At RAIN, we are eagerly looking ahead with a deep sense of optimism and confidence. The year 2024 certainly brought challenges. Nevertheless, our unwavering focus remains on continuously revisiting and optimising our cost structures, ensuring we remain competitive on the global stage. Despite the increased competition for raw materials, we believe in our unique strengths and adaptability to grow our margins. We are enthused by the recent lifting of import restrictions in India, which allows us to optimise our capacity utilisation and reduce raw material and logistics costs.
RAIN’s management and colleagues at all levels are committed to maintaining stringent cost discipline across all areas of our business.
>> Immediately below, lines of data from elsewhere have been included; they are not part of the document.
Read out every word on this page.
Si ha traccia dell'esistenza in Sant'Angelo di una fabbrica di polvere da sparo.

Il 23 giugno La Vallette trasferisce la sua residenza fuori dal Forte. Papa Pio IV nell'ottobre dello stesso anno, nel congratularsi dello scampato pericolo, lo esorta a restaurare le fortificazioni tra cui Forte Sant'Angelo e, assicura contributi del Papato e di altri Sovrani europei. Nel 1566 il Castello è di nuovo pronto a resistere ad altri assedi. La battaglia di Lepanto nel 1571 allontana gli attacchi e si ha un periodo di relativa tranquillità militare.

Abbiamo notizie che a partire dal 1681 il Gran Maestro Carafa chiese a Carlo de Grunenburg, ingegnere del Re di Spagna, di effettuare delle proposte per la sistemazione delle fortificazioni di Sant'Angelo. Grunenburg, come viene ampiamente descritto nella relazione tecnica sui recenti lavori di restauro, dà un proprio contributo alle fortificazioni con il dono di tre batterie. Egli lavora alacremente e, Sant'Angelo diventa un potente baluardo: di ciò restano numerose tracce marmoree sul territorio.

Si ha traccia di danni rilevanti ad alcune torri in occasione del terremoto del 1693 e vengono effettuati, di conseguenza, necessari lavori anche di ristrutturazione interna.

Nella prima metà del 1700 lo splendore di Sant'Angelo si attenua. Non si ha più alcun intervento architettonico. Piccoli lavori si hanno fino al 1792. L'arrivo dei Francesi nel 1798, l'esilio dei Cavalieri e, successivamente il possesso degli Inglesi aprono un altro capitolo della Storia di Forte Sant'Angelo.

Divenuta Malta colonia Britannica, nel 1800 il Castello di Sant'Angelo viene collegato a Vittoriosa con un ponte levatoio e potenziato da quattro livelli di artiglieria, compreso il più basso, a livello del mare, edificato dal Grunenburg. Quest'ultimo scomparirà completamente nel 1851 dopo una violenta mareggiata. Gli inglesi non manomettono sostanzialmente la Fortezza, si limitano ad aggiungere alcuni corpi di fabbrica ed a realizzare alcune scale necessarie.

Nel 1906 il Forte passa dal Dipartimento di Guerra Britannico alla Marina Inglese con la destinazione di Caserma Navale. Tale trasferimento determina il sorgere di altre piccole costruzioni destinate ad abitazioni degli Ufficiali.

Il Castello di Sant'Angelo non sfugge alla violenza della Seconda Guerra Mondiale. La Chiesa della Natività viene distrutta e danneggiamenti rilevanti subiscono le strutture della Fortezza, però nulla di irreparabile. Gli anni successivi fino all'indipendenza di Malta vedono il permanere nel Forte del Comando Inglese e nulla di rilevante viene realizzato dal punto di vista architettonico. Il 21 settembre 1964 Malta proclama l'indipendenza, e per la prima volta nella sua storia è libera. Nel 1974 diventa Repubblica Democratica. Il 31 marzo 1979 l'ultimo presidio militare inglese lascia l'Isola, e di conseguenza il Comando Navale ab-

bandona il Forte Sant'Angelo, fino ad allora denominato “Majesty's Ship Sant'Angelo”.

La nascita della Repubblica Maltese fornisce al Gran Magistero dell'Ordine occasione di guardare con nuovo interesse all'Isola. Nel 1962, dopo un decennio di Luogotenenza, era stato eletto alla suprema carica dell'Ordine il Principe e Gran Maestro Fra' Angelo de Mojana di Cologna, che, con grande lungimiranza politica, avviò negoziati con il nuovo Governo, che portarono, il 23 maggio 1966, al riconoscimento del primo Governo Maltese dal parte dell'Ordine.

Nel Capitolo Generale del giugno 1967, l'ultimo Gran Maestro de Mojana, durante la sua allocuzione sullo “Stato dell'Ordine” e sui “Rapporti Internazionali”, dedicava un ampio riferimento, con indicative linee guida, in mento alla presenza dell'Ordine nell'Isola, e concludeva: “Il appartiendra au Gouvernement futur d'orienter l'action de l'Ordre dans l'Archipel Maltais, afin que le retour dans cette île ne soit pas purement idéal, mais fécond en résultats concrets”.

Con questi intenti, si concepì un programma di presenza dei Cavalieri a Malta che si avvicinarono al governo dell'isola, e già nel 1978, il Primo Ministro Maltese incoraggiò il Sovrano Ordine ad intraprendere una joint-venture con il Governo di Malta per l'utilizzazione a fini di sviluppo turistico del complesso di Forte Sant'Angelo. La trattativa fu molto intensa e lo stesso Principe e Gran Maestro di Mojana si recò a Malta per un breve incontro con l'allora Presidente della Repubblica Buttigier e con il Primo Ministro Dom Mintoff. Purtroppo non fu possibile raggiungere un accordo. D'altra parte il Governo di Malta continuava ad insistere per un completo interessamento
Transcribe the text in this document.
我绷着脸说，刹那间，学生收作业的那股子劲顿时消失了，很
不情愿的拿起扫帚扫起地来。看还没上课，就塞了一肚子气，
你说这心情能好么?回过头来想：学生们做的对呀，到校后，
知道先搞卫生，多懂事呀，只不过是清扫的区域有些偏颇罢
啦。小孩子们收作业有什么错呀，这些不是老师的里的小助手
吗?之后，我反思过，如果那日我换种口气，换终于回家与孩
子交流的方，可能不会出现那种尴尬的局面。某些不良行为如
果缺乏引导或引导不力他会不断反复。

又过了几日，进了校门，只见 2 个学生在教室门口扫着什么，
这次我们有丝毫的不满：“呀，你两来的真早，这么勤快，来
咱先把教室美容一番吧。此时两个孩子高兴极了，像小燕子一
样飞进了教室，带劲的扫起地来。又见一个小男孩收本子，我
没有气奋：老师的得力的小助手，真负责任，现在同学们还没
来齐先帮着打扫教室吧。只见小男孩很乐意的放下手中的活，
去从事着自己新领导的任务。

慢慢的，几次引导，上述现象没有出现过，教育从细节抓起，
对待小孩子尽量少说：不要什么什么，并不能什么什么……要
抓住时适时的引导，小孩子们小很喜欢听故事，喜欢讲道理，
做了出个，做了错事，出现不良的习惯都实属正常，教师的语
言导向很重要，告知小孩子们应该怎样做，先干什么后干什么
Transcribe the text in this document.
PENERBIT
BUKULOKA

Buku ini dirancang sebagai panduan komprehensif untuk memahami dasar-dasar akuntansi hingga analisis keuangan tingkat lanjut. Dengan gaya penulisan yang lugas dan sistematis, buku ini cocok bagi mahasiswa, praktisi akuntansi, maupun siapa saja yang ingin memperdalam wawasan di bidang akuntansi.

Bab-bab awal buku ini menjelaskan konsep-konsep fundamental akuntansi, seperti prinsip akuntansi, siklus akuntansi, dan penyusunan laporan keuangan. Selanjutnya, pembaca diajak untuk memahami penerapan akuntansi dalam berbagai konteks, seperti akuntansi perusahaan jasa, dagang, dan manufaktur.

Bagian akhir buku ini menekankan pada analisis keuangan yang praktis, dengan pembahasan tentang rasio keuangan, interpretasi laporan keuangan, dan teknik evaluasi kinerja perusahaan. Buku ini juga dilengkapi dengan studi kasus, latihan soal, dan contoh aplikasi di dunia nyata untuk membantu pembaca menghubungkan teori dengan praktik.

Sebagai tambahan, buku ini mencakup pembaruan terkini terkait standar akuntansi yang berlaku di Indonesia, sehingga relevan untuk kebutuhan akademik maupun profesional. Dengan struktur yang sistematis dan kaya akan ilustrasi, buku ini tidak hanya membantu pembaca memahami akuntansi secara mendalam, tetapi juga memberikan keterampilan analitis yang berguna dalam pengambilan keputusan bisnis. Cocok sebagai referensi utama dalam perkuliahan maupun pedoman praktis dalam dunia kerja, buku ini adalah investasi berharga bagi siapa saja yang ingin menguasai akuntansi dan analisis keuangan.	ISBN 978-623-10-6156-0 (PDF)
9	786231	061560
By successfully enhancing its cost-competitiveness in the short-, medium- and long-terms, RAIN will be well-positioned to reduce its long-term debt and achieve successful refinancing as our earnings and market conditions align.
The rapid acceleration of R&D into our processes, raw materials and product lines positions RAIN as a significant player in the burgeoning electric vehicle and energy storage industries. We are building on our experience in serving this sector globally and our commitment to innovation and excellence continues to be our guiding light.
Looking forward, our strategic priorities are centred around sustained profitability and long-term growth. We remain dedicated to implementing cost-effective measures that optimise our operational efficiency and drive financial resilience.
The dedication and hard work of our teams are paving the way for sustained success and growth. We also deeply value the ongoing support of our investors and are confident that our disciplined approach and proactive strategies will pave the way for continued success and enduring growth.